--Je trouve le temps assez beau cependant, dit le roi en regardant, au-dessus de sa tête, la lune qui glissait sur un ciel ouaté de nuages laissant entre eux des intervalles d'un bleu foncé.
--Ce n'est point au-dessus de notre tête qu'il faut regarder, sire. C'est là-bas, à l'horizon, devant nous. Votre Majesté voit-elle cette ligne noire qui monte lentement dans le ciel et qui n'est séparée de la mer, aussi sombre qu'elle, que par un trait de lumière, qui semble un fil d'argent? Dans dix minutes elle éclatera au-dessus de nous.
Une seconde bouffée de vent passa, chargée d'humidité; sous sa pression, le Van-Guard s'inclina et gémit.
--Carguez la grande voile! dit Nelson laissant Henry continuer la conversation avec le roi et jetant ses commandements sans transmission intermédiaire. Hâlez bas le grand foc!
Cette manoeuvre fut exécutée avec une promptitude qui indiquait que l'équipage en comprenait l'importance, et le vaisseau, déchargé d'une partie de sa toile, navigua sous sa brigantine, sous ses trois huniers et sous son petit foc.
Nelson se rapprocha de Henry et lui dit quelques mots en anglais.
--Sire, dit Henry, Sa Seigneurie me prie de faire observer à Votre Majesté que, dans quelques minutes, le grain va s'abattre sur nous, et que, si elle reste sur le pont, la pluie n'aura pas plus de respect pour elle que pour le dernier de nos midshipmen.
--Puis-je rassurer la reine et lui dire qu'il n'y a pas de danger? demanda le roi, qui n'était point fâché d'être rassuré lui-même en passant.

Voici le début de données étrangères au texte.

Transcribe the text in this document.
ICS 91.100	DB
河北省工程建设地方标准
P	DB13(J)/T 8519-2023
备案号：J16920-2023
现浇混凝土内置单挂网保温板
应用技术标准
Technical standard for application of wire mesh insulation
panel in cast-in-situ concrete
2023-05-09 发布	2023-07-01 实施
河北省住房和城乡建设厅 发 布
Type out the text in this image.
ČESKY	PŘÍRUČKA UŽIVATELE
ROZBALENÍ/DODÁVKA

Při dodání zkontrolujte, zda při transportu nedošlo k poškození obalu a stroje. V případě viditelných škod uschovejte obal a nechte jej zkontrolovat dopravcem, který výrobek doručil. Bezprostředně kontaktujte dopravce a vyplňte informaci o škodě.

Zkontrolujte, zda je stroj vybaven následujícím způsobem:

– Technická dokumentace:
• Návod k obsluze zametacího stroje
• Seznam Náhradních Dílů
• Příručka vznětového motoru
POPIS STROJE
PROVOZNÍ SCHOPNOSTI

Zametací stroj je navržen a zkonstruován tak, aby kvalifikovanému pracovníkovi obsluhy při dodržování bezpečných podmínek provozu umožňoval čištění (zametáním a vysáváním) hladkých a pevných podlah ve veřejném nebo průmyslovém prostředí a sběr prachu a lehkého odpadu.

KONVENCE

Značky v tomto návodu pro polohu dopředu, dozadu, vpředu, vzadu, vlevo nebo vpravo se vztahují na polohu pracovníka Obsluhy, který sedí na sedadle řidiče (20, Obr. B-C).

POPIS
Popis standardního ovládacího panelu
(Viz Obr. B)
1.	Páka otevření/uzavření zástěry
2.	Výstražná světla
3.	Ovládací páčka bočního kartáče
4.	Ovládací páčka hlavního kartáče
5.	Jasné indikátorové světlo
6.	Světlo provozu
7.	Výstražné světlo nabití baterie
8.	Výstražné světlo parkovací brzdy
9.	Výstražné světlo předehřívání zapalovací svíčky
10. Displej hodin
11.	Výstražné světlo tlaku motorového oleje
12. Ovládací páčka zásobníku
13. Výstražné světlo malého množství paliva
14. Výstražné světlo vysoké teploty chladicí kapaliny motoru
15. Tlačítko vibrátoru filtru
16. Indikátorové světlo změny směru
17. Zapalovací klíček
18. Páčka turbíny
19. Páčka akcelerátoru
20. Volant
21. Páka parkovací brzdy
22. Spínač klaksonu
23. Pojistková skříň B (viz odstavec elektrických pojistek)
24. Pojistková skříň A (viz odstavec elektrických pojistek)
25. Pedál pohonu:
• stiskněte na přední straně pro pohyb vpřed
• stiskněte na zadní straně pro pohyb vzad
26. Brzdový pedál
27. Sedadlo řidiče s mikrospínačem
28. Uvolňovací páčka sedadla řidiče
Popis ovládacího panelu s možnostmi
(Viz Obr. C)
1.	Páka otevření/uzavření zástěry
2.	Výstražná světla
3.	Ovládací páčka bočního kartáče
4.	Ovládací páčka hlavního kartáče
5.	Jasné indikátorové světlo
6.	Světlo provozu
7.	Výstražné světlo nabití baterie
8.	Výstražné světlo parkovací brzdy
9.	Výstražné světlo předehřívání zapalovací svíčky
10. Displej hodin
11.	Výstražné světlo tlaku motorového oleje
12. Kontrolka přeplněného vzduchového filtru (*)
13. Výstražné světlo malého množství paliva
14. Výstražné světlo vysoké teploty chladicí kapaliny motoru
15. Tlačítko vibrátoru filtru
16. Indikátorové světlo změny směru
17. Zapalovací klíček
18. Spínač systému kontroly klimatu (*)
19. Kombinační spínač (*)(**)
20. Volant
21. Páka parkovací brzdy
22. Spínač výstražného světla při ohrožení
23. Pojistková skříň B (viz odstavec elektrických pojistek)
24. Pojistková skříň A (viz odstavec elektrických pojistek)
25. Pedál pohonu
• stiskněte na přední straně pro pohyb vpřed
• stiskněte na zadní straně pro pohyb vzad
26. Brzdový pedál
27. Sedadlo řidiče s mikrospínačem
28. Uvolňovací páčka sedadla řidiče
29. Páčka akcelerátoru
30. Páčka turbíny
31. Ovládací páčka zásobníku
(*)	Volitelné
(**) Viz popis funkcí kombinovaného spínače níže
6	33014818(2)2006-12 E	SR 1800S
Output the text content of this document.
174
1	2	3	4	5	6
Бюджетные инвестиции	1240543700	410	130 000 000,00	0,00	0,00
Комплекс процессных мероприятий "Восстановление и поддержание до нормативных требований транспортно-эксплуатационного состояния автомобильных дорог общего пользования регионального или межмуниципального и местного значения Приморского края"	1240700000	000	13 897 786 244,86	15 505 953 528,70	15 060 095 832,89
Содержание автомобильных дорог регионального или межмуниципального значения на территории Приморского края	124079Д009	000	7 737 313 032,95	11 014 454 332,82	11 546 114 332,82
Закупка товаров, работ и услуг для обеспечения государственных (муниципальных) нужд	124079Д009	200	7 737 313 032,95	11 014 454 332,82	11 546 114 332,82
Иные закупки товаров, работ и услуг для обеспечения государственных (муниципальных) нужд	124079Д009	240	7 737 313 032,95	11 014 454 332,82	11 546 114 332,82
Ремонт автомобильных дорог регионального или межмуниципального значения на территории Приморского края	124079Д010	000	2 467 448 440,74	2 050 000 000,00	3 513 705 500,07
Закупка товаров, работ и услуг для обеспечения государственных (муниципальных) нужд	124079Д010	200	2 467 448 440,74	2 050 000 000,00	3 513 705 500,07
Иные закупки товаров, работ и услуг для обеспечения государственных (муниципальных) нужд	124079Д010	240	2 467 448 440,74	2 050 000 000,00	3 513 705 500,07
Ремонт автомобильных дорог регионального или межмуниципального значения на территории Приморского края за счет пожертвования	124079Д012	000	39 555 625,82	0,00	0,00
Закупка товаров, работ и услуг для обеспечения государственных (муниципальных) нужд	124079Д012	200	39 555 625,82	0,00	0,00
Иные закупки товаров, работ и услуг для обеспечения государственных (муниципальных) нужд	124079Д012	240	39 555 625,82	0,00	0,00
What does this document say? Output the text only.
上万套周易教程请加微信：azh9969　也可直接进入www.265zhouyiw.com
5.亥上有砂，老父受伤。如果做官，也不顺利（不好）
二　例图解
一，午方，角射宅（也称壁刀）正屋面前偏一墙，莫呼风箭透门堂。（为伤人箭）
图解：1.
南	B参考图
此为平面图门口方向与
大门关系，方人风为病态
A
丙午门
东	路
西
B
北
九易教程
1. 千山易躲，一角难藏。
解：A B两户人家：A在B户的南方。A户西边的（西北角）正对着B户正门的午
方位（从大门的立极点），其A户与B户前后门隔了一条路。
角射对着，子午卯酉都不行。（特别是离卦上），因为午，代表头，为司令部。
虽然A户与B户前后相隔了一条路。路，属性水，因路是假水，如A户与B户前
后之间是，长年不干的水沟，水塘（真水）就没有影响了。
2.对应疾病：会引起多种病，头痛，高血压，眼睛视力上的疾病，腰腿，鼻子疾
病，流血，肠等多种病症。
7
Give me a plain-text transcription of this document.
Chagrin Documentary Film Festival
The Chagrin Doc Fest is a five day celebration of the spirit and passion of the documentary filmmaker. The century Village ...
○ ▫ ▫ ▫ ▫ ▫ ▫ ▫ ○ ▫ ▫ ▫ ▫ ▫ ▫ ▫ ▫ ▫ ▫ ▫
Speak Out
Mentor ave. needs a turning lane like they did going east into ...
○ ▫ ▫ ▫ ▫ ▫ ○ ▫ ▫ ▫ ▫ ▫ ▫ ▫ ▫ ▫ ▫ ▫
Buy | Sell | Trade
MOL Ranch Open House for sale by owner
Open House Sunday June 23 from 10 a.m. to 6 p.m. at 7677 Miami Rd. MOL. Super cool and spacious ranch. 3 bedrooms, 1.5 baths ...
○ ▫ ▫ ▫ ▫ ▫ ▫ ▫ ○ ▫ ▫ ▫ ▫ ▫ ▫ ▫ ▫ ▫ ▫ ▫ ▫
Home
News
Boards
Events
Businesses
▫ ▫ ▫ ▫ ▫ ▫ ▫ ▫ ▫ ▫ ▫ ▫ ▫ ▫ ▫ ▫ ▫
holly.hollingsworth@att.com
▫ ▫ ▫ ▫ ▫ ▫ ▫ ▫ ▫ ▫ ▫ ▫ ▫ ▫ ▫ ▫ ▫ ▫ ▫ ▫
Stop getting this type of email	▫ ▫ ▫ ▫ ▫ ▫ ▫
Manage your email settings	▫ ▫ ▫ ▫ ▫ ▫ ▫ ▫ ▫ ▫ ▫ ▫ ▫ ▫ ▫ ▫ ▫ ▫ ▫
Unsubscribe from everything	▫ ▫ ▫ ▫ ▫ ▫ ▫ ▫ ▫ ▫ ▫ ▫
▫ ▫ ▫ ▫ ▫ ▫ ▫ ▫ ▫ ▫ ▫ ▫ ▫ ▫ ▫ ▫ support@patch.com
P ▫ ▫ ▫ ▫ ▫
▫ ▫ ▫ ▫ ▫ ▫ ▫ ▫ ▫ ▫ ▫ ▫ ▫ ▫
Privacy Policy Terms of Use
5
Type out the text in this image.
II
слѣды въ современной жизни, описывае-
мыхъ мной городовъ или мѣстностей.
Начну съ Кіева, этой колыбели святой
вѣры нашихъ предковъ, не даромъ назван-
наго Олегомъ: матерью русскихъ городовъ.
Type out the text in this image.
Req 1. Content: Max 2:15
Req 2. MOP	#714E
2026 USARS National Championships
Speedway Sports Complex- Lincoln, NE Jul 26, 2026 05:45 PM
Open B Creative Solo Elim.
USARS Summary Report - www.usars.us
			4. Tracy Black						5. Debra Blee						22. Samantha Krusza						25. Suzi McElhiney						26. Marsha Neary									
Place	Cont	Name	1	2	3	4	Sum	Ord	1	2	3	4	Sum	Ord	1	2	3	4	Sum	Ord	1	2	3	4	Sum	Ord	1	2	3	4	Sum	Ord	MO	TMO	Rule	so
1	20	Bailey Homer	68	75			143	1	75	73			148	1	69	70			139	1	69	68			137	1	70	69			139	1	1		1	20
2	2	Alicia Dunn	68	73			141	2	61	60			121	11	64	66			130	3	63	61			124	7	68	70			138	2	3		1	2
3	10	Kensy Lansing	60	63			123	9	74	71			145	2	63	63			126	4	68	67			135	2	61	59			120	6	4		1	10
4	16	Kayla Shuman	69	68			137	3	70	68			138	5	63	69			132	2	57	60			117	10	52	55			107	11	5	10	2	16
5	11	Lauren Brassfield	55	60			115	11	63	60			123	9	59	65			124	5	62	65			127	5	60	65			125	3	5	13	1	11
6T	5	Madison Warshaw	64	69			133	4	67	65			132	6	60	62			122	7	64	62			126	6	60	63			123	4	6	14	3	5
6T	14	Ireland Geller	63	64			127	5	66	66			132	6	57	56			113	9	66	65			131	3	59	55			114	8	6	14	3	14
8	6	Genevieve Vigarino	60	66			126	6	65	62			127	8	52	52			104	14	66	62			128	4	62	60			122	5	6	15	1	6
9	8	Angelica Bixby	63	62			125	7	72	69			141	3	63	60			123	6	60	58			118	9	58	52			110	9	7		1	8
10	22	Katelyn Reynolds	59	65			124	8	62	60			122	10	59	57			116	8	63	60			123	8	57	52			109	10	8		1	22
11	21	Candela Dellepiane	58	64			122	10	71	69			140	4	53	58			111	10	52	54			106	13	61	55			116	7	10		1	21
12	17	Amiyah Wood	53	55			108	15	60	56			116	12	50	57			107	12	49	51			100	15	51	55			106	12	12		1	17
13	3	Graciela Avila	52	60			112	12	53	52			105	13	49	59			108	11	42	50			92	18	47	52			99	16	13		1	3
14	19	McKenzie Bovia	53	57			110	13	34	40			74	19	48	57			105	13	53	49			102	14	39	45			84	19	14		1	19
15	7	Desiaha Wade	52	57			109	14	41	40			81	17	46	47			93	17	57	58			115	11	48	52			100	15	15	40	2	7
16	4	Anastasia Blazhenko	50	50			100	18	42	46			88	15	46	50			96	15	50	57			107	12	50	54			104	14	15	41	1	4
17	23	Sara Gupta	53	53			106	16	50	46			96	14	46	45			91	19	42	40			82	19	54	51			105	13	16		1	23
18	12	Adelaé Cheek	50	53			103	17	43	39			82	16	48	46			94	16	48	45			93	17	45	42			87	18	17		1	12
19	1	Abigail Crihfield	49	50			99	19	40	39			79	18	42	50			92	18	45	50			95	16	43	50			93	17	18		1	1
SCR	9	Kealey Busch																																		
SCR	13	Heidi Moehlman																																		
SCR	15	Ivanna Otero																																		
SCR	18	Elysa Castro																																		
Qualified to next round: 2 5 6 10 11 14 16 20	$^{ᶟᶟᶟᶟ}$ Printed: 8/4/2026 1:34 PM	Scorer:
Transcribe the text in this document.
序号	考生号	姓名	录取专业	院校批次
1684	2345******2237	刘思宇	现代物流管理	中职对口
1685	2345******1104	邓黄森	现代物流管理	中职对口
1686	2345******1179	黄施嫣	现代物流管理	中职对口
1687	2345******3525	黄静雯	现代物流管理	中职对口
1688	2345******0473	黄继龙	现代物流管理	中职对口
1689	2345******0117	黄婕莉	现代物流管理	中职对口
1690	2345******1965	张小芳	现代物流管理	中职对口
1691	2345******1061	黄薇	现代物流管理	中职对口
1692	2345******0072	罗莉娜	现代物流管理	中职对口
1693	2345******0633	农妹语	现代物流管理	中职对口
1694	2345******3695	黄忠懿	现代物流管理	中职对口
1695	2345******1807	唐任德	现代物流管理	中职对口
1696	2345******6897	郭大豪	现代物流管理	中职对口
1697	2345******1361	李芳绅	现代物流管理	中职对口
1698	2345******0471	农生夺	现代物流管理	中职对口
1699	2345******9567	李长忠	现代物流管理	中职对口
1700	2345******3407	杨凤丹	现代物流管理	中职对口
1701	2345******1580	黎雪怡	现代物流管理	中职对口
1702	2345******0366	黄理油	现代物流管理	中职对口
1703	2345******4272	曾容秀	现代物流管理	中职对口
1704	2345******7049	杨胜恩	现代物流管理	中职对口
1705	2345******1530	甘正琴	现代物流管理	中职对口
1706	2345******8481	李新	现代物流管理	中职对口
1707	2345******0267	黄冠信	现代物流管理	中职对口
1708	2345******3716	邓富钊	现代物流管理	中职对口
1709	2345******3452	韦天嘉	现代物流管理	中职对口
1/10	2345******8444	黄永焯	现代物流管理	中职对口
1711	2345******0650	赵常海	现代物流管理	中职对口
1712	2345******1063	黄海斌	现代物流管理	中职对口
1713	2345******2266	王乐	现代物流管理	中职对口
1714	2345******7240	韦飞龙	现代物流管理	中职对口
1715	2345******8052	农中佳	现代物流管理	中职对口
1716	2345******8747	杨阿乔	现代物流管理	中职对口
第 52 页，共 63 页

--Oui, sire, répondit Henry. Avec l'aide de Dieu, milord et moi répondons de tout.
Le roi descendit, toujours suivi de Jupiter, qui, soit redoublement de malaise, soit pressentiment comme en ont parfois les animaux à l'approche du danger, le suivit en gémissant. Comme l'avait annoncé Henry, quelques minutes s'étaient à peine écoulées, que le grain s'abattait sur le Van-Guard et qu'avec un effroyable accompagnement de tonnerre et un déluge de pluie, il déclarait la guerre à toute la flotte.